Mais après avoir enregistré seulement quelques chansons, Puff Daddy, en conflit avec Andre Harrell, le patron d’Uptown records, est viré du label laissant son poulain sans écurie pour défendre ses couleurs. C’est la douche froide pour Biggie qui repasse par la case deal en attendant des jours meilleurs. Quelques mois plus tard, on est alors en 1994, Notorious Big est de retour en studio à la demande de l’ambitieux Puff Daddy qui entre temps a monté son propre label, Bad Boy records qui connaît cette même année un succès retentissant avec « Flava in Ya ear » de Craig Mack, puis son remix featuring Notorious Big himself.

INSERT — Flava in ya ear

MANU : Et Greg, “Flava in ya ear” lance aussi la mode du remix dans le rap, en tout cas Puff Daddy revendique en être l’instigateur, plutôt malin : on reprend le même morceau mais on fait rapper un artiste maison sur un couplet et le tour est joué.

Grégoire : Exactement et ça fonctionne super bien sur cette instru sobre et en même temps bien dansante voire festive, ce morceau à mon avis, annonce la direction artistique qui va prévaloir lors de la deuxième partie de l’enregistrement de Ready to die. On sait que Puff Daddy à ce moment-là aurait demandé à Biggie de mettre un peu d’eau dans son vin et d’enregistrer des singles plus mainstream.

Entre temps, le rappeur a peaufiné son art, sa voix est plus assurée et mélodieuse, d’ailleurs j’ai retrouvé une interview de Puff Daddy dans un vieux Rolling Stones qui disait ça sur la voix de son protégé :

« Il avait tellement de mélodie dans sa voix. Il rappait, mais c’était si entraînant que c’était presque comme s’il chantait »

Greg réaction

Manu : Et d’ailleurs à ce sujet là, on sait qu’il y a un homme dans la courte carrière de Biggie qui l’a grandement influencé, il s’agit de son voisin, Donald Harrison JR, un saxophoniste de jazz qui accompagné Miles Davis ou encore le batteur Art Blakey, il va en quelque sorte le prendre sous son aile l’emmenant au cinéma ou Musée d’Art moderne, il va surtout lui transmettre sa passion du jazz, on l’écoute ici dans cet extrait du docu que Netflix a consacré au rappeur

“Je voulais que Chris fasse du jazz, il était tellement doué. Ensemble on a essayé d’appliquer l’équivalent de la caisse claire du bebop dans le rythme d’un texte de rap. On a écouté Max Roach sur des disques de Clifford Brown. Max avait une façon très mélodieuse de faire de la batterie, il transformait le rythme en mélodie. Si on ralentit un peu le tempo et qu’on y ajoute des paroles, on remarque comment Notorious BIG accentue ces notes et ces rimes à la manière subtil d’un solo de bebop, c’est incroyable.”

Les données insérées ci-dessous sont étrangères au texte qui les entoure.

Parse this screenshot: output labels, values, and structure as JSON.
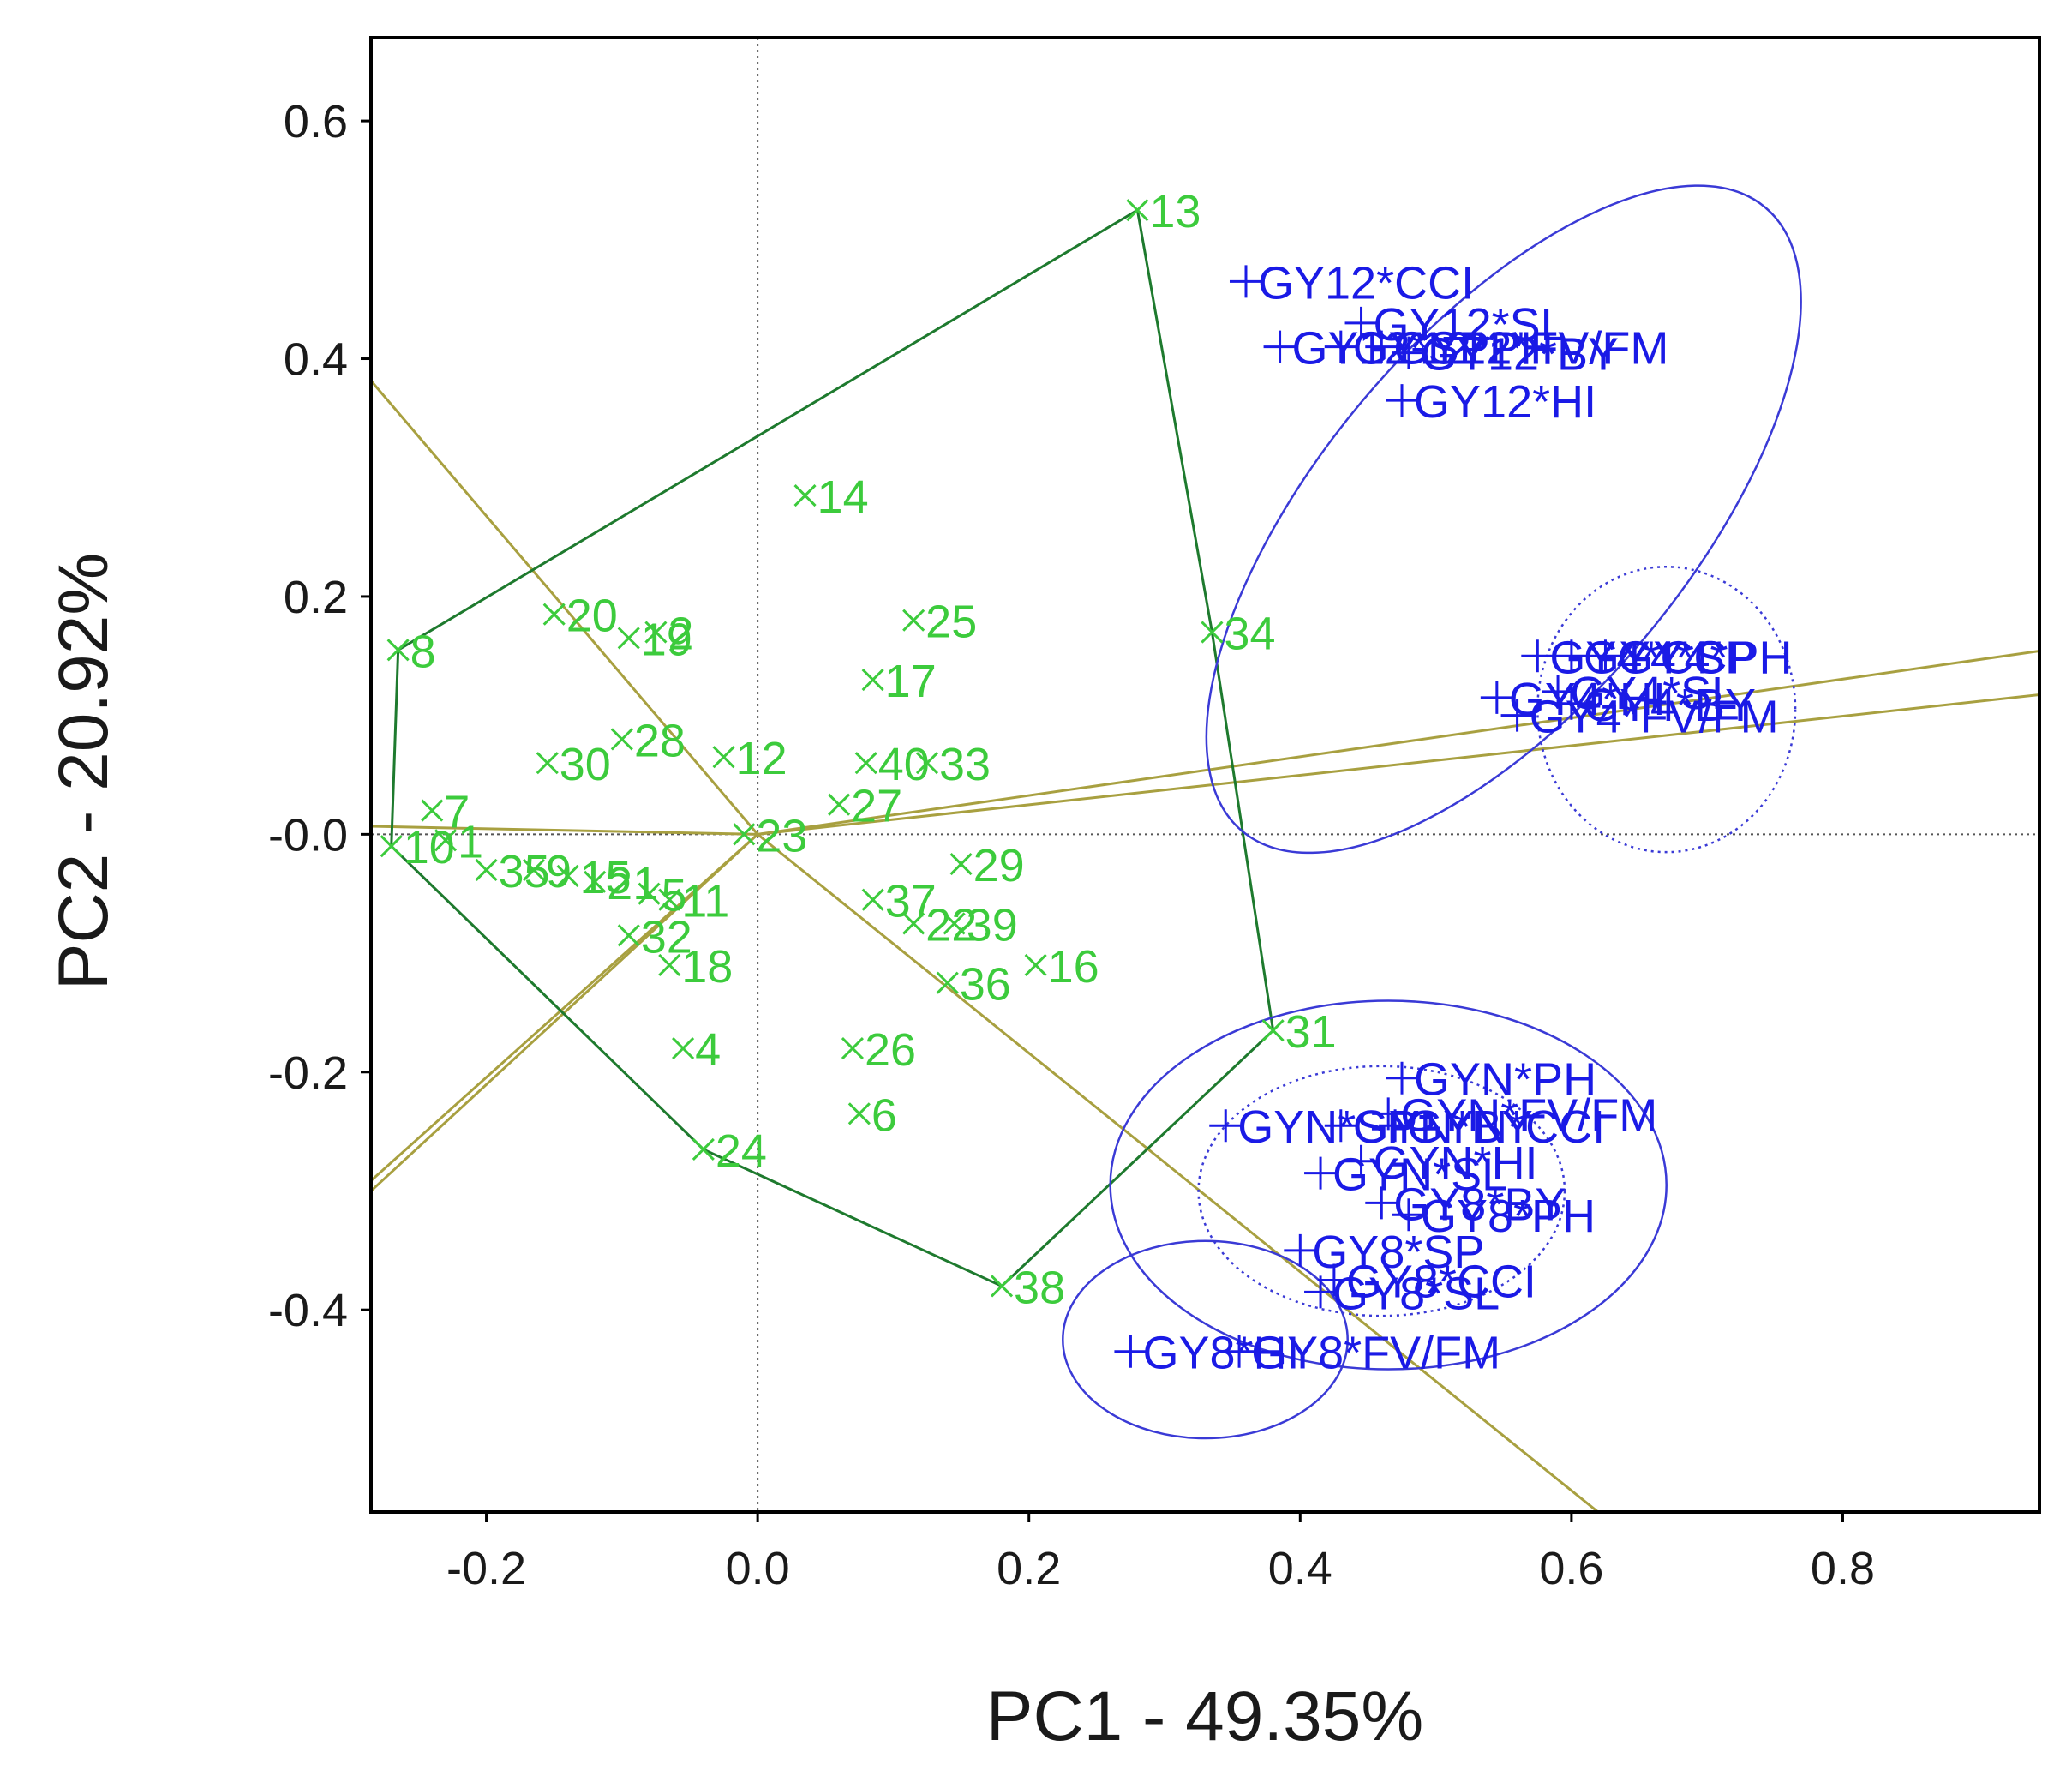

INSERT Docu Biggie, son prof de musique explique d’où vient son flow
https://www.netflix.com/watch/80202829 (timecode = 18’30)

Biggie est aussi désormais capable de mémoriser tous ses textes voire de les improviser. En studio, l’ambiance est au beau fixe, et Puff Daddy sait mettre son protégé à l’aise en lui présentant une de ses copines chargé de faire une fellation à Biggie, performance enregistrée et tout à fait véridique, selon Puff Daddy.

C’est dans ce contexte que vont naître des titres beaucoup plus cool, presque langoureux comme ce Big Papa que n’aurait pas renié Dr Dre et les rappeurs de la West Coast

INSERT — Big Poppa

Manu : Au final, on a un album cohérent mais quand même très éclectique musicalement d’autant que pas moins de quatre producteurs (en plus de Puff Daddy) ont mis la main à la pâte pendant l’enregistrement

Oui on peut citer Easy Moe Cee, qui a co-produit « Machine Gun Funk », Lord finesse, rappeur émérite à la baguette sur le lugubre “suicidal thoughts”, DJ Premier qui apporte sa touche sur “unbelievable” et surtout Easy Mo Bee, producteur légendaire qui a joué un rôle crucial dans la création de l’esthétique sonore de l’album « Ready to Die » et qui a la particularité d’avoir aussi travaillé avec 2PAC, autant dire l’un des hommes de l’ombre qui a façonné l’histoire du hip hop dans les années 90.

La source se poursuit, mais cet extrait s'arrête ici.